Centros de distribuição

O dia de um entregador do Mercado Livre em Curitiba começa diante de uma “gaiola” no centro de distribuição, no Hauer. Ao chegar diante de seu compartimento, o responsável pela rota descobre o tamanho do fardo que lhe coube. Por vezes, são 80 volumes. Mas em dias mais difíceis, perto de datas comemorativas, pode passar de 200. Em tese, todos os pacotes de um entregador ficam na mesma área, mas é preciso ser ninja para cumprir a rota em dias desafiadores.

“Eu tenho seis horas para fazer meu serviço de entrega, porque às 14h30 começo a fazer as coletas no comércio”, diz um entregador que trabalha para uma das oito transportadoras terceirizadas em Curitiba. Todas respondem à DHL, responsável pela logística do Mercado Livre na cidade. “Um dia tinha 220 encomendas. Até dei sorte, ficaram só umas 90 faltando, mas não tinha como cumprir aquilo”, conta ele.

O problema é que se você não cumpre 98% da rota, a transportadora terceirizada simplesmente não recebe o valor daquela rota no dia. A transportadora continua tendo de pagar o entregador, mas a conta não fecha. Por isso, em dias de correria mais drástica, os entregadores e as operadoras criam um serviço de “ambulância”.

“A ambulância é um carro que corre pra ajudar quem não vai ter como cumprir a cota”, explica um entregador que trabalha com van. “A gente vai avisando a torre que não vai dar. Normalmente eles nem ligam, mas quando veem que você começou a marcar tudo como insucesso, às vezes mandam socorro.”

Além das oito transportadoras, existe também o contrato individual, sem intermediários, o chamado Mercado Livre Extra. São pessoas que vão ao centro de distribuição sem muita certeza de que haverá trabalho no dia. Seja em uma ou em outra modalidade, o sistema que permite as entregas trava às 23h50 – portanto, é preciso fazer tudo antes disso. O que significa que até pertinho da meia-noite ainda tem gente recebendo encomendas do dia. E cada vez tem sido mais comum receber pacotes depois das 22h.
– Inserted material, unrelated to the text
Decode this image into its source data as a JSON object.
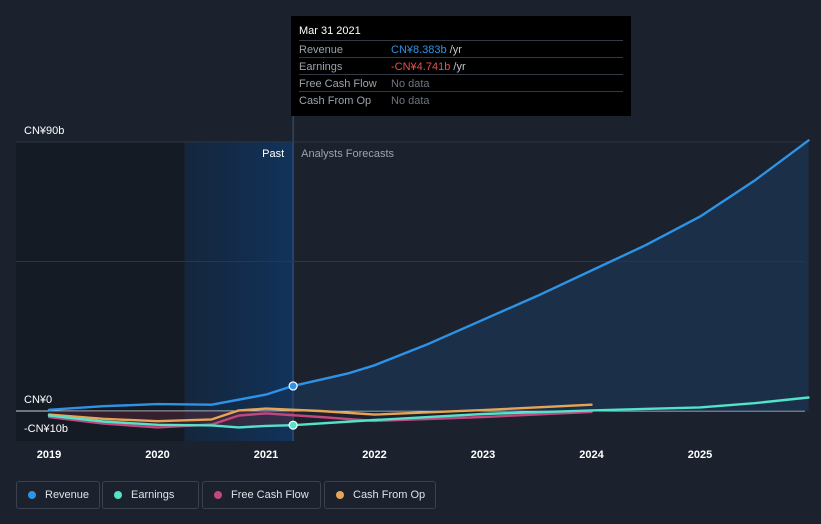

“Vim aqui para ajudar um rapaz”, disse uma entregadora ao repórter depois das 22h00. “Se não viesse, ele não ia ter como terminar”, explicou, pedindo desculpas pelo horário.

Da biologia à boleia

Bióloga por formação, mas hoje trabalhando como empreendedora, Fernanda Picanço, 41, conhece bem essa correria, mas do outro lado do balcão: ela precisa remeter seus produtos para os clientes. Fernanda trabalha desde 2015 com vendas on-line. “Mercado Livre e é o principal canal de vendas para mim hoje, representando uns 70% das minhas vendas. O que acho mais problemático no Mercado Livre é o incentivo às devoluções. Mas ainda assim é a melhor plataforma que tem”, disse Fernanda, que atua no segmento de produtos de armarinho, na região metropolitana de Curitiba.
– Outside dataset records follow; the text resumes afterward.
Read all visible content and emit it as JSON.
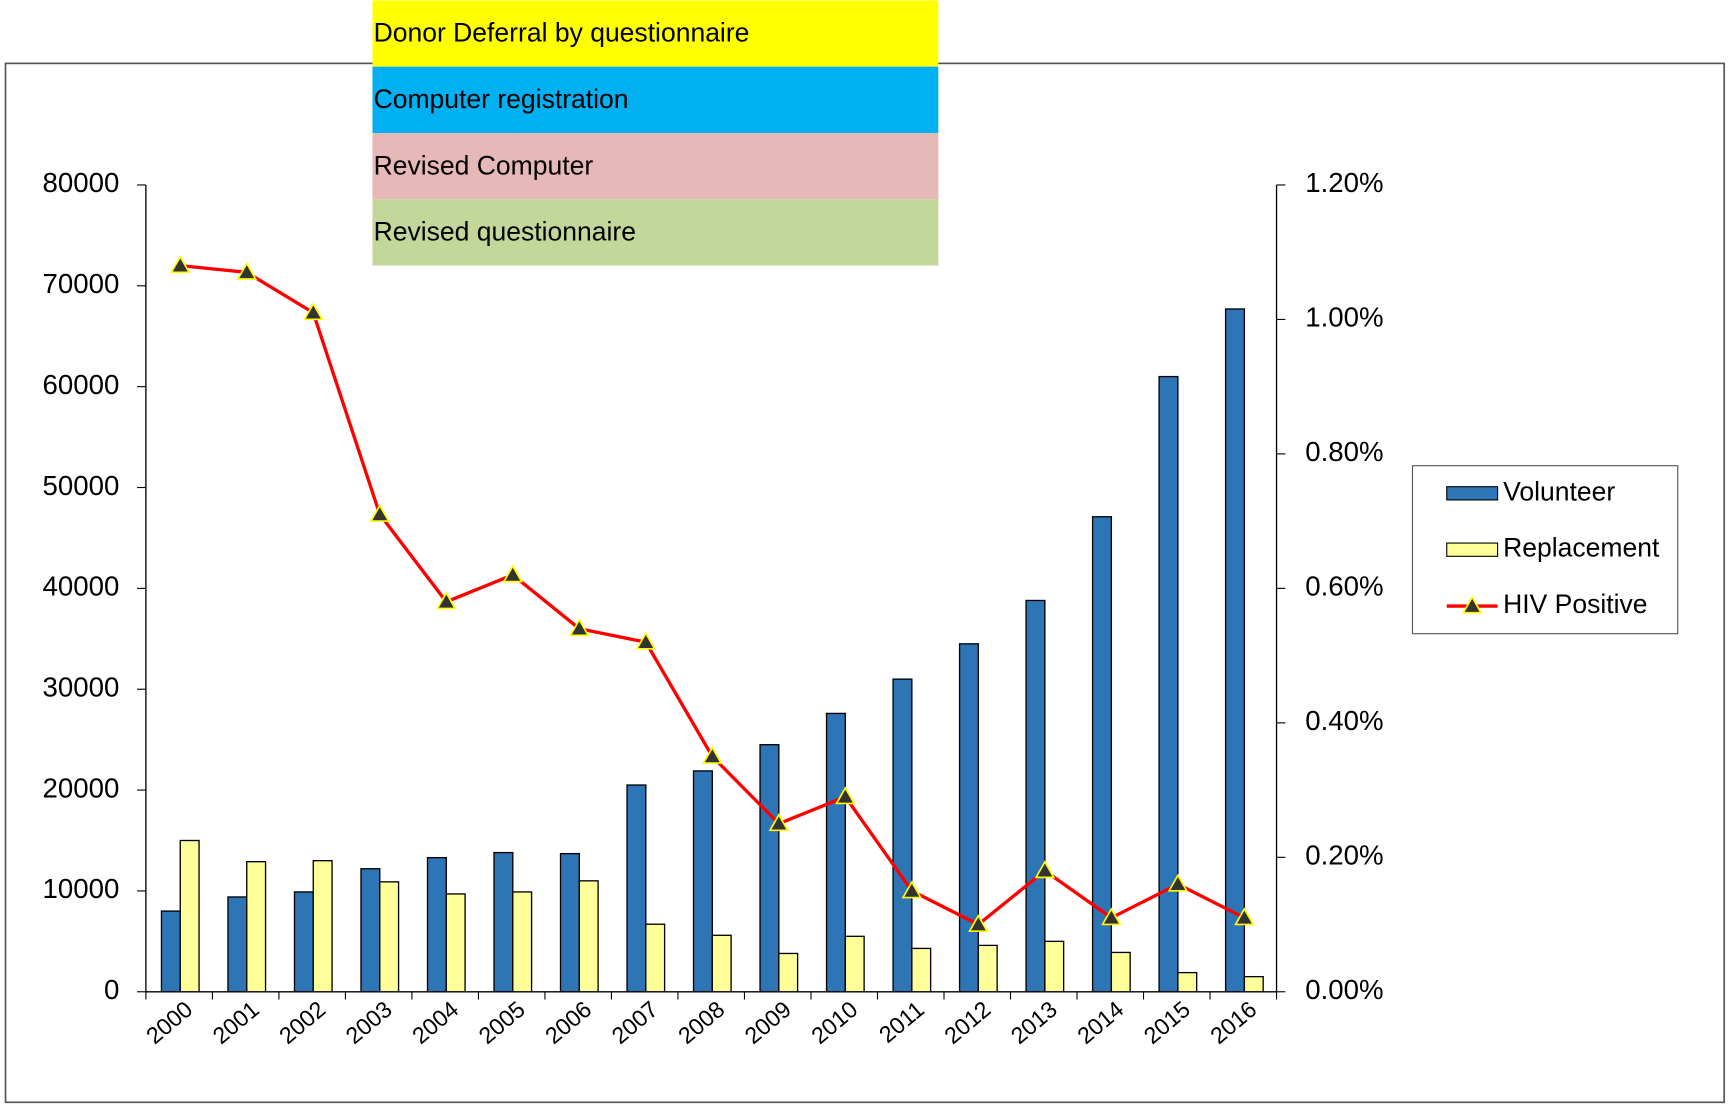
{
  "chart_data": {
    "type": "bar",
    "annotations": [
      {
        "text": "Donor Deferral by questionnaire",
        "background": "#ffff00",
        "color": "#ff0000"
      },
      {
        "text": "Computer  registration",
        "background": "#00b0f0",
        "color": "#000000"
      },
      {
        "text": "Revised Computer",
        "background": "#e6b8b7",
        "color": "#000000"
      },
      {
        "text": "Revised questionnaire",
        "background": "#c4d79b",
        "color": "#c00000"
      }
    ],
    "categories": [
      "2000",
      "2001",
      "2002",
      "2003",
      "2004",
      "2005",
      "2006",
      "2007",
      "2008",
      "2009",
      "2010",
      "2011",
      "2012",
      "2013",
      "2014",
      "2015",
      "2016"
    ],
    "series": [
      {
        "name": "Volunteer",
        "type": "bar",
        "color": "#2e75b6",
        "values": [
          8000,
          9400,
          9900,
          12200,
          13300,
          13800,
          13700,
          20500,
          21900,
          24500,
          27600,
          31000,
          34500,
          38800,
          47100,
          61000,
          67700
        ]
      },
      {
        "name": "Replacement",
        "type": "bar",
        "color": "#ffff99",
        "values": [
          15000,
          12900,
          13000,
          10900,
          9700,
          9900,
          11000,
          6700,
          5600,
          3800,
          5500,
          4300,
          4600,
          5000,
          3900,
          1900,
          1500
        ]
      },
      {
        "name": "HIV Positive",
        "type": "line",
        "axis": "y2",
        "color": "#ff0000",
        "marker_color": "#333333",
        "values": [
          1.08,
          1.07,
          1.01,
          0.71,
          0.58,
          0.62,
          0.54,
          0.52,
          0.35,
          0.25,
          0.29,
          0.15,
          0.1,
          0.18,
          0.11,
          0.16,
          0.11
        ]
      }
    ],
    "ylim": [
      0,
      80000
    ],
    "yticks": [
      0,
      10000,
      20000,
      30000,
      40000,
      50000,
      60000,
      70000,
      80000
    ],
    "y2lim": [
      0,
      1.2
    ],
    "y2ticks": [
      {
        "value": 0,
        "label": "0.00%"
      },
      {
        "value": 0.2,
        "label": "0.20%"
      },
      {
        "value": 0.4,
        "label": "0.40%"
      },
      {
        "value": 0.6,
        "label": "0.60%"
      },
      {
        "value": 0.8,
        "label": "0.80%"
      },
      {
        "value": 1.0,
        "label": "1.00%"
      },
      {
        "value": 1.2,
        "label": "1.20%"
      }
    ],
    "grid": false,
    "legend": "right"
  }
}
Fernanda Picanço: produtos de armarinho sob encomenda. Foto: Arquivo pessoal

Ela ainda contou que os prazos ficaram mais apertados. “Vendo pela Shopee também, faz um ano mais ou menos, mas estou tendo problemas justamente com as transportadoras. Está bem difícil trabalhar com eles, o prazo é meio absurdo. Tudo o que eu vender até as 10h45, preciso enviar até 14h15 do mesmo dia. E o que vender depois das 10h45 posso enviar no dia seguinte. Antigamente era bom, tinha 24h pra enviar, agora são quatro horas, praticamente”, lamentou Fernanda, que leva suas vendas até um ponto de coleta.

“Quando o vendedor vende muito eles fazem a coleta na casa dele direto, mas quando é pouco volume mandam para os places (ponto de coleta), em que pagam para o dono da lojinha quando deixamos os pacotes lá, se não me engano é R$ 0,60 por pacote”, detalhou a empreendedora.

Do metal às rotas

Para Carlos, um metalúrgico de 30 anos, que não será identificado pelo seu nome verdadeiro, a ideia de trabalhar com transporte de mercadorias veio depois da saída da empresa onde era contratado. Ele atua na segunda etapa após a venda dos produtos – passa nos pontos para fazer as coletas.

“Eu sou da plataforma de coletas pela Shopee. Coleto nos locais que vendem produto pela plataforma, levo para o Centro de Distribuição, eles separam e daí depois vai para as entregas. Tenho uma rota fixa que só tem horário pra começar, às 11h da manhã, para terminar não tem horário certo, depende muito da quantidade de volume nos locais. E tem dia que eu passo num local, no outro dia eu já não passo, mas na maioria dos dias eu estou passando, é assim que funciona”, conta o coletor que recebe R$ 400 por dia de serviço, com pagamentos semanais.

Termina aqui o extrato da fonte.